The loss of access to hundreds of aircraft, worth billions of dollars, will pose a major problem for Russia’s carriers, including Aeroflot, but it is also a massive development for lessors in Ireland as they attempt to extract the jets from the country.
It’s impossible to know how the Russian government and military will react. Between 75pc and 80pc of Russia’s commercial aircraft fleet is estimated to be leased.
Russian companies have 980 passenger jets in service - of which 777 are leased by airlines, according to industry estimates.
Aeroflot's fleet includes 186 aircraft with an average age of 6.2 years. Since September 2013, Aeroflot has operated Boeing 737-800 medium-range passenger aircraft and currently owns just 37 of them. S7, a private-owned company, has a fleet of 101 planes.
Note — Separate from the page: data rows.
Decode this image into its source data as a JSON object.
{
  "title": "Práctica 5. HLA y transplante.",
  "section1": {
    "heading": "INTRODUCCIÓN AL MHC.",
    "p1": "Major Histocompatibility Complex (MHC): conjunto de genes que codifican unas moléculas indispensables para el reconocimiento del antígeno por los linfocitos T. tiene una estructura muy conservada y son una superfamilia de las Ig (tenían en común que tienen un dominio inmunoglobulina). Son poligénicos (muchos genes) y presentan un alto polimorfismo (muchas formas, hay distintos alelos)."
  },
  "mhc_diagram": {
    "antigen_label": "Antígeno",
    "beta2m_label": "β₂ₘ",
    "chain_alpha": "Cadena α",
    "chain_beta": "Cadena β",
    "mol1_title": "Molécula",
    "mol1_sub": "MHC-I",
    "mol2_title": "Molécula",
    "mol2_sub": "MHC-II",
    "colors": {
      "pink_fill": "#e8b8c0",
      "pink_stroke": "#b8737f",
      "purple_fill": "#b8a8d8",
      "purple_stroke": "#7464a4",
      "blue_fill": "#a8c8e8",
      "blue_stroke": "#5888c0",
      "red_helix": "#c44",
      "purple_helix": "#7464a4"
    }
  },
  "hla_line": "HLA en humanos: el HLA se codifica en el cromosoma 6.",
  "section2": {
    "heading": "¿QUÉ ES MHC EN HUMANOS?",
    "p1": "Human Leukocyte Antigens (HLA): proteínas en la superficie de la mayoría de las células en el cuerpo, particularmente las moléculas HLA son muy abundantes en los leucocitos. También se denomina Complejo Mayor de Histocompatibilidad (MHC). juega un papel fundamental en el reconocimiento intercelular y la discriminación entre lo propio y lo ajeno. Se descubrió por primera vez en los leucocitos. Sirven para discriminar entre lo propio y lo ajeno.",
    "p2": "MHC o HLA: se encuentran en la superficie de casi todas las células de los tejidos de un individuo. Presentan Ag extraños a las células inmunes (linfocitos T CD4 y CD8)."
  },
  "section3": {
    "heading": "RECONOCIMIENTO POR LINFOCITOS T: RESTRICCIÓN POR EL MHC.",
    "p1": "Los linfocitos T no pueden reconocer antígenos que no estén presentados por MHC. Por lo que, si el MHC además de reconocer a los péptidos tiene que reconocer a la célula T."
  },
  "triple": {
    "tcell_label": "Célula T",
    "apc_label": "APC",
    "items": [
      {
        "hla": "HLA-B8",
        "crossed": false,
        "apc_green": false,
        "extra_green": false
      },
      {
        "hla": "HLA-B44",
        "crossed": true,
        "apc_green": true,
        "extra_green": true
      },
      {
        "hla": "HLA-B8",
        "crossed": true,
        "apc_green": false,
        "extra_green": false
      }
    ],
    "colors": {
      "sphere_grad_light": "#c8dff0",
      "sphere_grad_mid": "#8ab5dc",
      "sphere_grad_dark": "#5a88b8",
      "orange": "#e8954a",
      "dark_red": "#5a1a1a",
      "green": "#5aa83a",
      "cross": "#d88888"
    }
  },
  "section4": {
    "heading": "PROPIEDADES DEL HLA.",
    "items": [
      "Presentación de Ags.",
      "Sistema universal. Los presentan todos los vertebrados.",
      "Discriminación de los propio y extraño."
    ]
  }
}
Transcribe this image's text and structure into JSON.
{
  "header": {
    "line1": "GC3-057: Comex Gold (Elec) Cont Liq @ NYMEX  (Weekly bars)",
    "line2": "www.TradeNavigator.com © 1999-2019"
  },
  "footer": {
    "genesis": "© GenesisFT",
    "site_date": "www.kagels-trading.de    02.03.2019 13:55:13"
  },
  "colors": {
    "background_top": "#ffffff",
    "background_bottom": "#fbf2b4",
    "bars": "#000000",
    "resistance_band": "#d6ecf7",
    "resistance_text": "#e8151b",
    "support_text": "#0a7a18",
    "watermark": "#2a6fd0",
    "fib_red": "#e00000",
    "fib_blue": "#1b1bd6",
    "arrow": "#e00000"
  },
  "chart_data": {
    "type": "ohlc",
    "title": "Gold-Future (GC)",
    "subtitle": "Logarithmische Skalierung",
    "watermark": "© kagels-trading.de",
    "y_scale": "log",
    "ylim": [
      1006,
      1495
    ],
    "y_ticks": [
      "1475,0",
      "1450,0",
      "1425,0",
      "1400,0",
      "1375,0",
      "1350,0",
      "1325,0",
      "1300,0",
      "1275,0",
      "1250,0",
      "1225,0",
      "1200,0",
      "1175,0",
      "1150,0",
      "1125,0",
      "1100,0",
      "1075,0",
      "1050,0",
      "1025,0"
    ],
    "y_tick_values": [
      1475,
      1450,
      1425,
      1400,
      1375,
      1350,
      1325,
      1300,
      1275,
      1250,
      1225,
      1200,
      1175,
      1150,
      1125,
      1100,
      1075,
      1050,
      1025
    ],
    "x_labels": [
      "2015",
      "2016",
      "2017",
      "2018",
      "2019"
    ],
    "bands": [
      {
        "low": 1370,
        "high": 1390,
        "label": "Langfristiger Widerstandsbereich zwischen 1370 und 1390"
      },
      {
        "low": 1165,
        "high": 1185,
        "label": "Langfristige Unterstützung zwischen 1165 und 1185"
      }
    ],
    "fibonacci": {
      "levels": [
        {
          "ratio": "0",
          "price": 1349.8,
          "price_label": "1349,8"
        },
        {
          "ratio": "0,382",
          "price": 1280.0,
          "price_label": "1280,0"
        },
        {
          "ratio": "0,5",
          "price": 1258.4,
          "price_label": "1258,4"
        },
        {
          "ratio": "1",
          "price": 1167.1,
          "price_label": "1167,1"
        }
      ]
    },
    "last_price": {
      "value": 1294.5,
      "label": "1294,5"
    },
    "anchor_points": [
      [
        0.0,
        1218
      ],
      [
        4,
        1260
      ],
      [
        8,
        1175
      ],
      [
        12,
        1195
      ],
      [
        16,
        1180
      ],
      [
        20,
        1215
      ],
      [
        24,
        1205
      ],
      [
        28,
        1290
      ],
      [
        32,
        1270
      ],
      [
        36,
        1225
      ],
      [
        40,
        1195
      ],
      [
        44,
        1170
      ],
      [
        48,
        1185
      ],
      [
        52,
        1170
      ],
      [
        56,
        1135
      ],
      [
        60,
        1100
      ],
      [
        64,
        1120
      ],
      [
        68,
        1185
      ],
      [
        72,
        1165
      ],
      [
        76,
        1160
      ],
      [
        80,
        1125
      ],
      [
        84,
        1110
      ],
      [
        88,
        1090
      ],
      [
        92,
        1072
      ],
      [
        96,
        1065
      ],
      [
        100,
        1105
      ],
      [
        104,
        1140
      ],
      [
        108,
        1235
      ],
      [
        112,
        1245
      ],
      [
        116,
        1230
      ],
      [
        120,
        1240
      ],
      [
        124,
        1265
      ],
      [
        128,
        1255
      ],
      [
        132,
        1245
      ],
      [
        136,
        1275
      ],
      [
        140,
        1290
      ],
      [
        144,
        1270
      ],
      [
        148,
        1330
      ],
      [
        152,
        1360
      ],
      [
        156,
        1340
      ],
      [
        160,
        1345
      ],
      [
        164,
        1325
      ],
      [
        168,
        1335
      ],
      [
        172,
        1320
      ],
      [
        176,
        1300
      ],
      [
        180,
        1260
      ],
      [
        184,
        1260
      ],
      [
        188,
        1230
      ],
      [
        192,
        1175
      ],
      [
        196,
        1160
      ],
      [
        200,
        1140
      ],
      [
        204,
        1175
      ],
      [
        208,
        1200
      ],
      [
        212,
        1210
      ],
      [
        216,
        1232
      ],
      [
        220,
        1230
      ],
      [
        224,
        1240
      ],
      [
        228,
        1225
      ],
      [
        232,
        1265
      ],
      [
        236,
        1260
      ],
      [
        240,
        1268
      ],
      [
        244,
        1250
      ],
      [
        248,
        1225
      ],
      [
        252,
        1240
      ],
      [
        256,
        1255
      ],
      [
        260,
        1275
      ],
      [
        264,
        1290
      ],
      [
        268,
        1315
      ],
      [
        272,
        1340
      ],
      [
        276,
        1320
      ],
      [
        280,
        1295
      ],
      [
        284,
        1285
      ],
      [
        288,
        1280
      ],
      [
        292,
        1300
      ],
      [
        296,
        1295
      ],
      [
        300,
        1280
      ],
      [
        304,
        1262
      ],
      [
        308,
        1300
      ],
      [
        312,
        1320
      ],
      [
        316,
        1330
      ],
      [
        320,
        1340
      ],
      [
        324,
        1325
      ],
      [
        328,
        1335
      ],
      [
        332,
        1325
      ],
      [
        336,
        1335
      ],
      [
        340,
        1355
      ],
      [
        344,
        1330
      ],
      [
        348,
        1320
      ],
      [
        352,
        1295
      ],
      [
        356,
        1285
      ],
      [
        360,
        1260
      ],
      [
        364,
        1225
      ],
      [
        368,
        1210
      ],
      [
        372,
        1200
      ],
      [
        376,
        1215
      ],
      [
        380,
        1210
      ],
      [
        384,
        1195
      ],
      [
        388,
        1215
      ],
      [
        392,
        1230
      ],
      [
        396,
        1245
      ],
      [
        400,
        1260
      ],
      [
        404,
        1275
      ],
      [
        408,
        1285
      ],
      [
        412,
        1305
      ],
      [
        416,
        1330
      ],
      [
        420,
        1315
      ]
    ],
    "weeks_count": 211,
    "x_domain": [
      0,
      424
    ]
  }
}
Industry sources suggested a friendly neighbour of Russia’s could set into backstop insurance for airlines. “This is a pressing point, but the Kremlin could request another state steps in to provide emergency cover.”
The Irish government is already in the process of finalising plans to ban all Russian flights from the country’s airspace as Europe steps up its response to Vladimir Putin’s invasion of Ukraine. Aeroflot on Saturday cancelled a direct flight from Moscow to Dublin due to the Russian carrier being banned from UK airspace.
The European Union, U.S. and other Western nations on Saturday announced they would cut off a "certain number of Russian banks" from the SWIFT international payments system and impose unprecedented restrictions on Russia’s Central Bank.
Irish airline leasing companies may find it difficult to get paid by Russian airlines due to cutting Russia from SWIFT.
“There will be no differentiation for lessors or for an oil gas traders,” said a senior aviation source. “The payment flow is going to be an issue for us.”
Industry analysts have long been puzzled why Sberbank, which was barred in 2014 from accessing EU or US capital markets for long-term funding after the annexation of Crimea, could still be involved in aviation leasing.
The loss of hundreds of aircraft, worth billions of dollars, will pose a major problem for Russia’s carriers, including Aeroflot, and also for lessors in Ireland as they attempt to extract the jets from the country.
While repossessing an aircraft that has defaulted on a lease is never straightforward even in normal circumstances, the current war footing will pose unique and significant challenges.
It’s impossible to know how the Russian government and military will react to any efforts to decapitate its commercial airline sector.
It was reported over the weekend that Russia’s Ministry of Transport had scheduled an emergency meeting regarding the new sanction, and on whether or not airlines would be forced to comply with it.
Ireland is the biggest global centre for the international aircraft leasing sector. Irish firms control about 60pc of the world’s leased aircraft.
In response to Russia’s unprecedented invasion of Ukraine, the European Union has introduced a swathe of sanctions. It has prohibited the sale of aircraft and spares to Russia, as well as all related repair, maintenance and financial services.